Para purgar uma década de desvarios e de excessos, as empresas devem voltar ao básico
Para purgar uma década de desvarios, as empresas devem adotar um rigoroso código de conduta. Objetivo: purgar os excessos e voltar ao básico.
O exemplo vem do Norte, frio e bem-criado. Em 1995, um grupo de jovens cineastas dinamarqueses lançou o irônico Dogma-95. Considerado como golpe publicitário pelos mais ranzinzas, o manifesto propunha salvar o cinema do artificialismo e dos efeitos especiais. Nobre causa! Para garantir a recuperação da Sétima Arte, foi criado um “voto de castidade”, com uma série de regras éticas e estéticas. Alguns exemplos: a filmagem deve ser feita em locações – nada de estúdios; o som deve ser gravado junto à imagem; a película tem de ser colorida e não se utiliza iluminação artificial; efeitos ópticos e filtros são proibidos; filmes de gênero – policial, romance, por exemplo – não são aceitos; e o diretor não deve ter seu crédito destacado, porque as obras são coletivas. O movimento promoveu talentos, como Thomas Vinterberg e Lars von Trier, e gerou obras de grande força dramática, como Os Idiotas e Mifune.

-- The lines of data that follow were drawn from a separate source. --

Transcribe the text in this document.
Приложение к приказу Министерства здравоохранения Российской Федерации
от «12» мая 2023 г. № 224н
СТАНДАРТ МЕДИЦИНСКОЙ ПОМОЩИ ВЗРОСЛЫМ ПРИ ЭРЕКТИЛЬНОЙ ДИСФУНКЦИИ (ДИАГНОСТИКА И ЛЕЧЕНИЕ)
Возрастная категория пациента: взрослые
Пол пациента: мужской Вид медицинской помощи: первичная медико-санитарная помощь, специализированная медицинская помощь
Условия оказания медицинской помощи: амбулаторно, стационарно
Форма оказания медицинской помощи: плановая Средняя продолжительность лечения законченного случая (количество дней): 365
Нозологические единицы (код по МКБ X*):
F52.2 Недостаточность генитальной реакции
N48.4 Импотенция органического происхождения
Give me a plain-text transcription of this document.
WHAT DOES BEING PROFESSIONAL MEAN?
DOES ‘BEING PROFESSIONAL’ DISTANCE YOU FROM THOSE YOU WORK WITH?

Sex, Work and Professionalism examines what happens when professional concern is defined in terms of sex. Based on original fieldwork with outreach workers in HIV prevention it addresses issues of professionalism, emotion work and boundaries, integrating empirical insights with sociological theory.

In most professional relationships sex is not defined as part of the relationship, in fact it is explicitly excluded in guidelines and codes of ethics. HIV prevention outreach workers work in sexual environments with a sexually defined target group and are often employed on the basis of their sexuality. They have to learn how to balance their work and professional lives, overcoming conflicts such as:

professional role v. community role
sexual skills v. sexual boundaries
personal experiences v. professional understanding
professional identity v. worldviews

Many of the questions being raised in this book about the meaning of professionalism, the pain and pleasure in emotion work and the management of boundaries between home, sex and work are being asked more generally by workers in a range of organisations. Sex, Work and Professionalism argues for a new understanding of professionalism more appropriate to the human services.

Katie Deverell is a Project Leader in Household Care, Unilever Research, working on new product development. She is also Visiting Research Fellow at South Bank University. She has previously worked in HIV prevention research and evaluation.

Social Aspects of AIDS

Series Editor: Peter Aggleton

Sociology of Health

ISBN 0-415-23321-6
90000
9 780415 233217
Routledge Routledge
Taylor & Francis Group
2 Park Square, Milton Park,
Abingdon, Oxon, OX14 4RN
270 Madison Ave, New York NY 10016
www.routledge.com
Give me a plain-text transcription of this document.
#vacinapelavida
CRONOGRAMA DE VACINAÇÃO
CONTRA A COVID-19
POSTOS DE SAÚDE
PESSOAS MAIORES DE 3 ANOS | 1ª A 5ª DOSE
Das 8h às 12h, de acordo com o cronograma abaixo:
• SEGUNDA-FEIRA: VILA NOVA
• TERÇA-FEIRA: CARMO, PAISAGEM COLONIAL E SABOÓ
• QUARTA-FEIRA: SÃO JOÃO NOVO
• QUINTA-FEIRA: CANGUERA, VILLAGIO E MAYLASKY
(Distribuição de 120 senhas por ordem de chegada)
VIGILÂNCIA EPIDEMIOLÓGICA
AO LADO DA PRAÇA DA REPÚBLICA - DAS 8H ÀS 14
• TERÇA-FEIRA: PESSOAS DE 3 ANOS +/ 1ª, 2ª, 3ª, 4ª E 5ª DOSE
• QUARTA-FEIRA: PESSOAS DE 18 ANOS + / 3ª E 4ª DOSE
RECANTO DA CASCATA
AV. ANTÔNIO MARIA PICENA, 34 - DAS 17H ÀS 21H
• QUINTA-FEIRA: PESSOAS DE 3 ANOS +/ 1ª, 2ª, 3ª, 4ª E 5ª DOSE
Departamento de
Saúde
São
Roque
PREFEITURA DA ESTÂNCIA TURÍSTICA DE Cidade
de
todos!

Vencida uma década, esse escriba crê que é chegada a hora de a Administração também adotar um código de conduta. Afinal, depois de anos de introdução de novidades e pirotecnias diversas, a gestão de empresas continua uma lástima, um verdadeiro filme B, com canastrões interpretando roteiros inverossímeis e finais vez por outra escabrosos. A máquina de relações públicas tenta preservar marcas e reputações. No entanto, das entranhas corporativas continuam a brotar histórias de horror, a envolver tramas palacianas, prolongadas crises, patologias diversas, pequenos e grandes delitos, barões abusivos e profissionais aviltados. Cumpre, portanto, lançar um voto de castidade empresarial, a ser adotado como base para a superação do estado das coisas:
- Toda a retórica corporativa deve ser depurada, a fim de se recuperar o realismo na comunicação. A linguagem deve ser simples e direta. Ficam proibidas declarações de missão e visão, assim como expressões vazias, tais como classe mundial, proatividade, sinergia, vantagem competitiva, capital intelectual e solução holística.

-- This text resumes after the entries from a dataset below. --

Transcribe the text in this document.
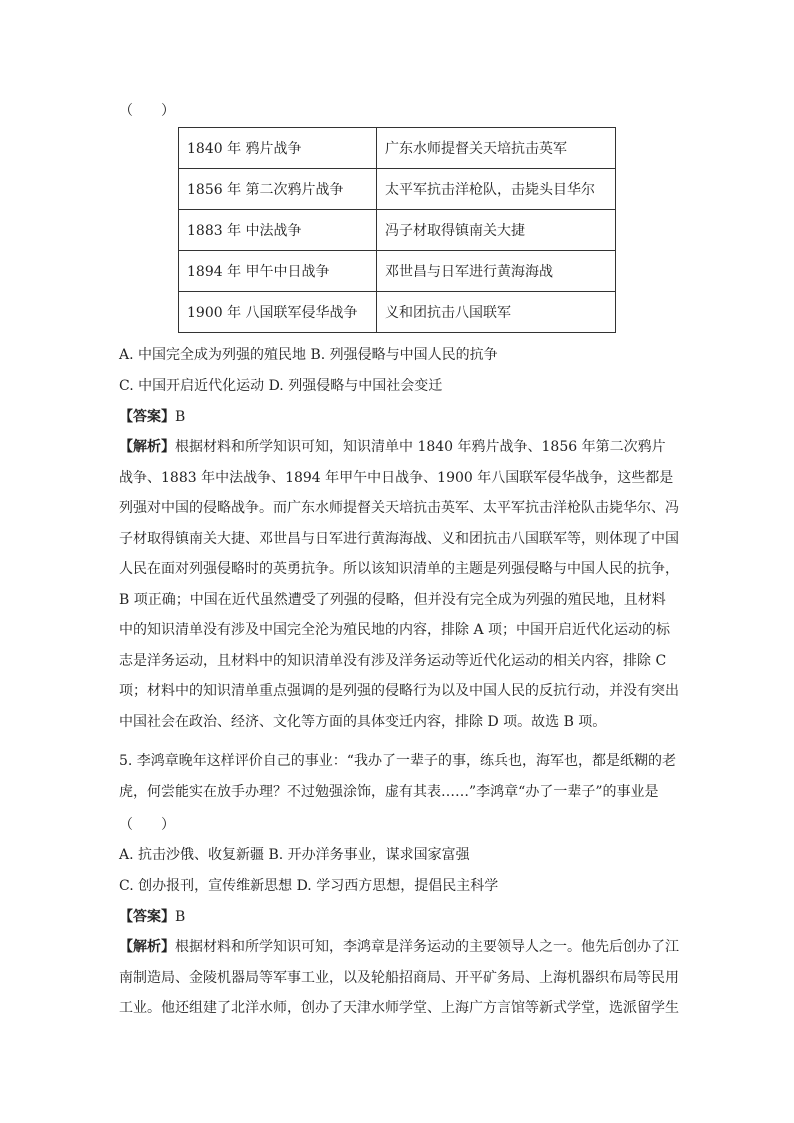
（　　）
1840 年 鸦片战争	广东水师提督关天培抗击英军
1856 年 第二次鸦片战争	太平军抗击洋枪队，击毙头目华尔
1883 年 中法战争	冯子材取得镇南关大捷
1894 年 甲午中日战争	邓世昌与日军进行黄海海战
1900 年 八国联军侵华战争	义和团抗击八国联军
A. 中国完全成为列强的殖民地 B. 列强侵略与中国人民的抗争
C. 中国开启近代化运动 D. 列强侵略与中国社会变迁
【答案】B
【解析】根据材料和所学知识可知，知识清单中 1840 年鸦片战争、1856 年第二次鸦片战争、1883 年中法战争、1894 年甲午中日战争、1900 年八国联军侵华战争，这些都是列强对中国的侵略战争。而广东水师提督关天培抗击英军、太平军抗击洋枪队击毙华尔、冯子材取得镇南关大捷、邓世昌与日军进行黄海海战、义和团抗击八国联军等，则体现了中国人民在面对列强侵略时的英勇抗争。所以该知识清单的主题是列强侵略与中国人民的抗争，B 项正确；中国在近代虽然遭受了列强的侵略，但并没有完全成为列强的殖民地，且材料中的知识清单没有涉及中国完全沦为殖民地的内容，排除 A 项；中国开启近代化运动的标志是洋务运动，且材料中的知识清单没有涉及洋务运动等近代化运动的相关内容，排除 C 项；材料中的知识清单重点强调的是列强的侵略行为以及中国人民的反抗行动，并没有突出中国社会在政治、经济、文化等方面的具体变迁内容，排除 D 项。故选 B 项。
5. 李鸿章晚年这样评价自己的事业：“我办了一辈子的事，练兵也，海军也，都是纸糊的老虎，何尝能实在放手办理？不过勉强涂饰，虚有其表……”李鸿章“办了一辈子”的事业是
（　　）
A. 抗击沙俄、收复新疆 B. 开办洋务事业，谋求国家富强
C. 创办报刊，宣传维新思想 D. 学习西方思想，提倡民主科学
【答案】B
【解析】根据材料和所学知识可知，李鸿章是洋务运动的主要领导人之一。他先后创办了江南制造局、金陵机器局等军事工业，以及轮船招商局、开平矿务局、上海机器织布局等民用工业。他还组建了北洋水师，创办了天津水师学堂、上海广方言馆等新式学堂，选派留学生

- As próprias empresas devem encontrar soluções para seus problemas. São, portanto, proibidos o uso de pacotes, a adoção de panacéias gerenciais e as certificações de qualidade e congêneres para promoção da imagem corporativa.

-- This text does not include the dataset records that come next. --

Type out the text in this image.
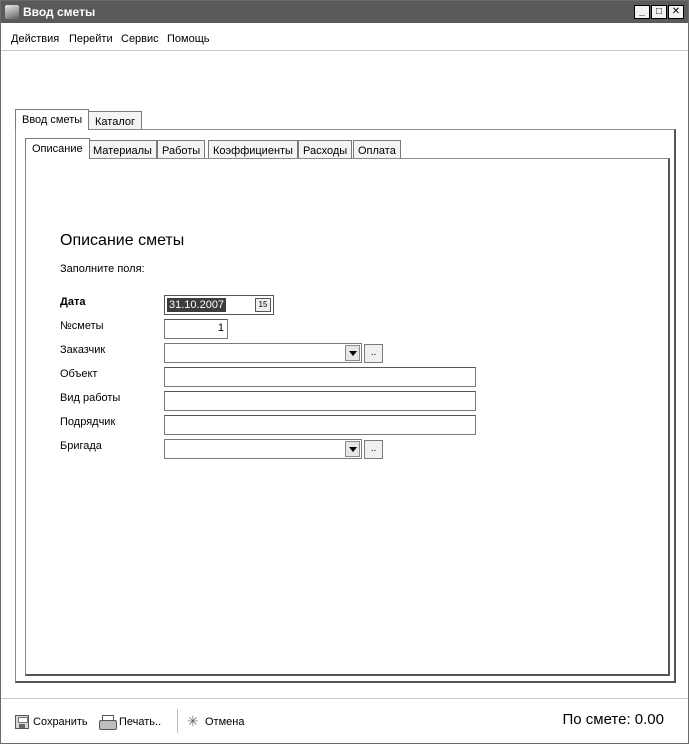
Ввод сметы	_	□ ✕
Действия Перейти Сервис Помощь
Ввод сметы	Каталог
Описание Материалы Работы	Коэффициенты Расходы Оплата
Описание сметы
Заполните поля:
Дата	31.10.2007	15
№сметы	1
Заказчик	..
Объект
Вид работы
Подрядчик
Бригада	..
Сохранить	Печать..
✳	Отмена	По смете: 0.00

- A tecnologia da informação deve ser usada apenas para o bem. São proibidos projetos grandiosos, de ambições desmedidas e escopo incerto.
- Os executivos passam a exercer atividades executivas. Devem, portanto, ser evitadas as contratações indiscriminadas de consultores e assessores, assim como a terceirização inconseqüente de atividades estratégicas. Pelo mesmo motivo, é também banido o uso de telefones celulares no ambiente de trabalho. Executivos devem estar presentes de corpo e cérebro em suas empresas, não a flanar em ondas eletromagnéticas.
- É proibido o uso de recursos de apelo fácil para fins de manipulação e controle dos quadros profissionais. São banidos o curandeirismo, o esoterismo e os livros e as revistas de auto-ajuda empresarial.
- São também proibidas as práticas destinadas a motivar os funcionários. O trabalho passa a ter (ou não) sentido em função de suas características intrínsecas. Devem ser, portanto, banidas as palestras motivacionais e as dinâmicas de grupo, especialmente aquelas que terminam em catarse coletiva ou em declarações de “descobertas profundas” e encontro do “verdadeiro eu”.
- É banida a maquiagem de currículo. Os históricos profissionais deverão conter apenas informações factuais, sem uso de hipérboles destinadas a inflar artificialmente as qualidades dos candidatos.
- É suspensa a contratação de MBAs e assemelhados. Esses atores, de excessiva ambição e pouco pendor para o trabalho, deverão ser mantidos a distância ou em funções estritamente controladas.
- São suspensos os programas de polimento social de executivos: degustação de vinho, etiqueta social, como combinar a gravata com o suspensório, como falar em público e congêneres.
- São suspensas as atividades de relações públicas para a promoção de executivos. Publicações de casos de sucesso, acompanhadas por fotos dos grandes timoneiros são proibidas. O reconhecimento deve ser coletivo.
Em tempo: o manifesto Dogma-95 foi revogado em junho de 2002, no momento em que seus proponentes consideraram sua missão cumprida e superada. Em seu lugar, apostaram na volta à “anarquia básica”. Fica determinado que o presente voto terá validade até 2012. Até lá, poderá ser utilizado pelas empresas de boa vontade para normalizar suas práticas gerenciais.